Notoreas simplex is a species of moth in the family Geometridae. It is endemic to New Zealand.

==Taxonomy==
This species was first described in 1898 by George Hudson using material he collected on Mount Arthur in January. Hudson also discussed and illustrated this species in his 1928 book The Butterflies and Moths of New Zealand. The genus Notoreas was reviewed in 1986 by R. C. Craw and the placement of this species within it was confirmed. In 2010 Brian Patrick, Robert Hoare and Birgit Rhode synonymised Notoreas regilla with N. simplex. Although they retained the species N. simplex this status was regarded by them as tentative. Species within the genus Notoreas are currently regarded as in need of revision and in particular this species is regarded as needing more taxonomic work. The holotype specimen is held at the Museum of New Zealand Te Papa Tongarewa.

==Description==
Hudson originally described the species as follows:

The expansion of the wings of the female is from 24 to 25 mm. (1 inch).

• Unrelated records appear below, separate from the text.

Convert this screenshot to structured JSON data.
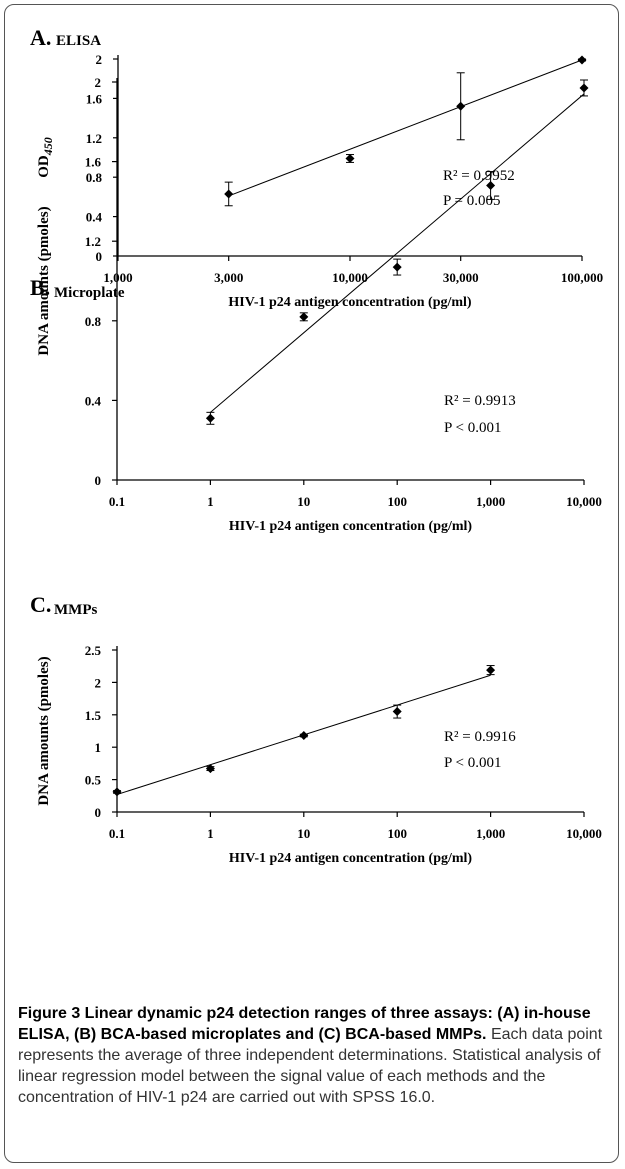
{
  "chart_data": [
    {
      "type": "scatter",
      "letter": "A.",
      "title": "ELISA",
      "xlabel": "HIV-1 p24 antigen concentration (pg/ml)",
      "ylabel": "OD",
      "ylabel_sub": "450",
      "x_scale": "log",
      "xlim": [
        1000,
        100000
      ],
      "ylim": [
        0,
        2
      ],
      "x_ticks": [
        1000,
        3000,
        10000,
        30000,
        100000
      ],
      "x_tick_labels": [
        "1,000",
        "3,000",
        "10,000",
        "30,000",
        "100,000"
      ],
      "y_ticks": [
        0,
        0.4,
        0.8,
        1.2,
        1.6,
        2
      ],
      "y_tick_labels": [
        "0",
        "0.4",
        "0.8",
        "1.2",
        "1.6",
        "2"
      ],
      "points": [
        {
          "x": 3000,
          "y": 0.63,
          "err": 0.12
        },
        {
          "x": 10000,
          "y": 0.99,
          "err": 0.04
        },
        {
          "x": 30000,
          "y": 1.52,
          "err": 0.34
        },
        {
          "x": 100000,
          "y": 1.99,
          "err": 0.01
        }
      ],
      "fit": [
        [
          3000,
          0.61
        ],
        [
          100000,
          1.99
        ]
      ],
      "r2": "R² = 0.9952",
      "p": "P = 0.005"
    },
    {
      "type": "scatter",
      "letter": "B.",
      "title": "Microplate",
      "xlabel": "HIV-1 p24 antigen concentration (pg/ml)",
      "ylabel": "DNA amounts (pmoles)",
      "ylabel_sub": "",
      "x_scale": "log",
      "xlim": [
        0.1,
        10000
      ],
      "ylim": [
        0,
        2
      ],
      "x_ticks": [
        0.1,
        1,
        10,
        100,
        1000,
        10000
      ],
      "x_tick_labels": [
        "0.1",
        "1",
        "10",
        "100",
        "1,000",
        "10,000"
      ],
      "y_ticks": [
        0,
        0.4,
        0.8,
        1.2,
        1.6,
        2
      ],
      "y_tick_labels": [
        "0",
        "0.4",
        "0.8",
        "1.2",
        "1.6",
        "2"
      ],
      "points": [
        {
          "x": 1,
          "y": 0.31,
          "err": 0.03
        },
        {
          "x": 10,
          "y": 0.82,
          "err": 0.02
        },
        {
          "x": 100,
          "y": 1.07,
          "err": 0.04
        },
        {
          "x": 1000,
          "y": 1.48,
          "err": 0.07
        },
        {
          "x": 10000,
          "y": 1.97,
          "err": 0.04
        }
      ],
      "fit": [
        [
          1,
          0.34
        ],
        [
          10000,
          1.94
        ]
      ],
      "r2": "R² = 0.9913",
      "p": "P < 0.001"
    },
    {
      "type": "scatter",
      "letter": "C.",
      "title": "MMPs",
      "xlabel": "HIV-1 p24 antigen concentration (pg/ml)",
      "ylabel": "DNA amounts (pmoles)",
      "ylabel_sub": "",
      "x_scale": "log",
      "xlim": [
        0.1,
        10000
      ],
      "ylim": [
        0,
        2.5
      ],
      "x_ticks": [
        0.1,
        1,
        10,
        100,
        1000,
        10000
      ],
      "x_tick_labels": [
        "0.1",
        "1",
        "10",
        "100",
        "1,000",
        "10,000"
      ],
      "y_ticks": [
        0,
        0.5,
        1,
        1.5,
        2,
        2.5
      ],
      "y_tick_labels": [
        "0",
        "0.5",
        "1",
        "1.5",
        "2",
        "2.5"
      ],
      "points": [
        {
          "x": 0.1,
          "y": 0.31,
          "err": 0.02
        },
        {
          "x": 1,
          "y": 0.67,
          "err": 0.03
        },
        {
          "x": 10,
          "y": 1.18,
          "err": 0.02
        },
        {
          "x": 100,
          "y": 1.55,
          "err": 0.1
        },
        {
          "x": 1000,
          "y": 2.19,
          "err": 0.07
        }
      ],
      "fit": [
        [
          0.1,
          0.27
        ],
        [
          1000,
          2.11
        ]
      ],
      "r2": "R² = 0.9916",
      "p": "P < 0.001"
    }
  ],
  "caption": {
    "bold": "Figure 3 Linear dynamic p24 detection ranges of three assays: (A) in-house ELISA, (B) BCA-based microplates and (C) BCA-based MMPs.",
    "text": " Each data point represents the average of three independent determinations. Statistical analysis of linear regression model between the signal value of each methods and the concentration of HIV-1 p24 are carried out with SPSS 16.0."
  }
}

Fore-wings moderate, termen rounded; rather dark fuscous, mixed and obscurely striated with orange; a curved white sub-dentate line before one-fourth, anteriorly blackish margined; a similar white line beyond one-fourth, posteriorly blackish-margined; space between these sometimes suffused with orange; a slender irregularly dentate white fascia beyond middle, rather strongly angulated in middle, anteriorly blackish-margined, posteriorly closely followed by a dentate orange line; a dentate orange line near termen, dilated on costa. Hind-wings moderate, termen rounded; orange, lighter anteriorly; basal half dark fuscous mixed with orange, its outer edge irregularly curved; a dentate subterminal fascia and narrow terminal fascia dark fuscous, sometimes obscure.
However the holotype specimen Hudson used for this description is regarded as diverging from the normal appearance of this species. Also Philpott's specimen used for the first description of Lythria regilla is a distinctive form of N. simplex.

==Distribution==
N. simplex is endemic to New Zealand. This species is found in the mountains of Nelson, Marlborough and Canterbury and also on the Kaikōura and Canterbury coast as far south as Kaitorete Spit.

==Life cycle and behaviour==

The female moth lays her eggs within the flower buds of their host plant. When the larvae emerge from their eggs, they eat into the leaves or buds of their host, hiding from predators. Once they are large enough, they emerge to feed from the fresh growth of the plant. N. simplex pupate in a loose cocoon on the ground under their host. N. simplex likely has two generations each year with adults on the wing in the months of late September until April. N. simplex are day-flying moths. They are low but fast flyers and constantly vibrate their wings to enable them to take off rapidly.

==Host species==
The host plants for the larvae of N. simplex are endemic species of Pimelea including Pimelea prostrata at Kaitorete Spit.